A constitutional law professor at the University of St. Thomas has co-authored an article igniting a national debate about whether the U.S. Constitution bars President Donald Trump from being on the ballot next year.
Michael Stokes Paulsen, along with William Baude of the University of Chicago, wrote a 126-page draft article that has gone gangbusters online even though it won't be printed in the University of Pennsylvania Law Review until next year.
Baude and Paulsen say the Constitution's Section Three, Article 14, a Civil War-era provision, forbids former office holders who participate in insurrection or rebellion from holding office again.
"Donald Trump cannot be president — cannot run for president, cannot become president, cannot hold office — unless two-thirds of Congress decides to grant him amnesty for his conduct on Jan. 6," Baude said, summarizing the article in an interview with the New York Times last month.

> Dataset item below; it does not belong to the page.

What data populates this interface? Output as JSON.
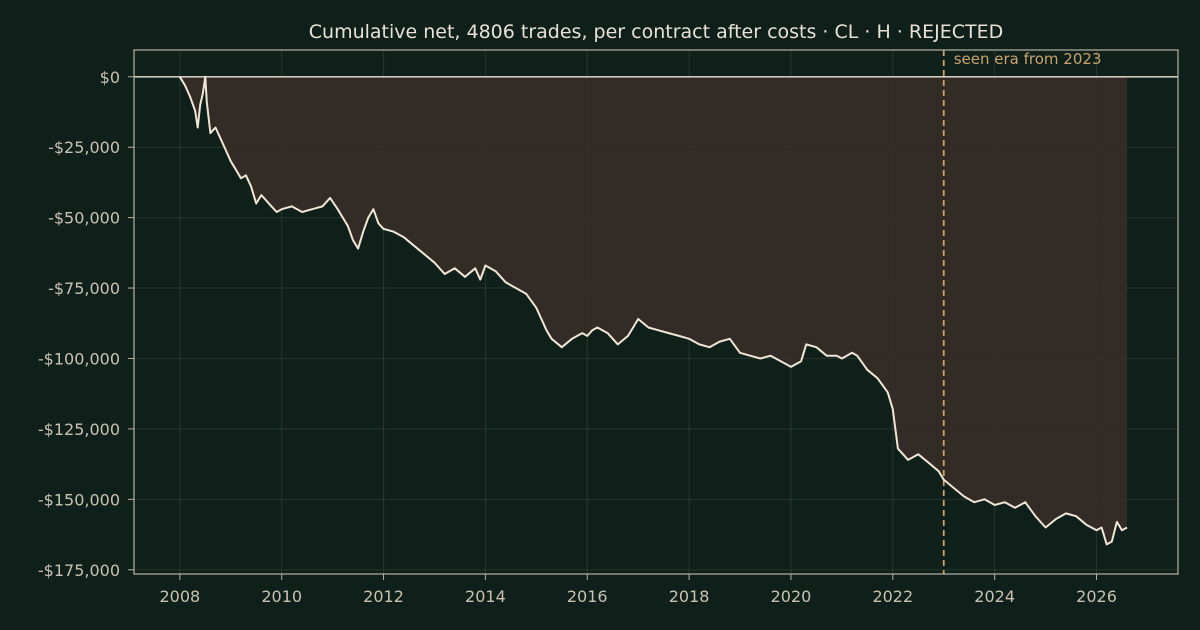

Paulsen declined an interview request about the draft article that a Washington Post opinion piece said tossed a "legal grenade into our politics." Columnist Greg Sargent predicted various legal challenges throughout the country to Trump's name on the ballot.
Minnesota Secretary of State Steve Simon said he expects the U.S. Supreme Court will be asked sooner rather than later whether to allow Trump on the ballot. On Wednesday, a Denver group filed a lawsuit in Colorado, claiming the clause bars Trump.
Simon, who took two courses from Paulsen when he was in law school at the University of Minnesota in the 1990s, said it's extraordinary for a law review article to receive so much attention.
Simon said his office has received hundreds of inquiries about the legality of Trump being on the ballot. "Our response has been: When it comes to questions of eligibility, that's left for the courts to determine, not me or anyone in our office," Simon said.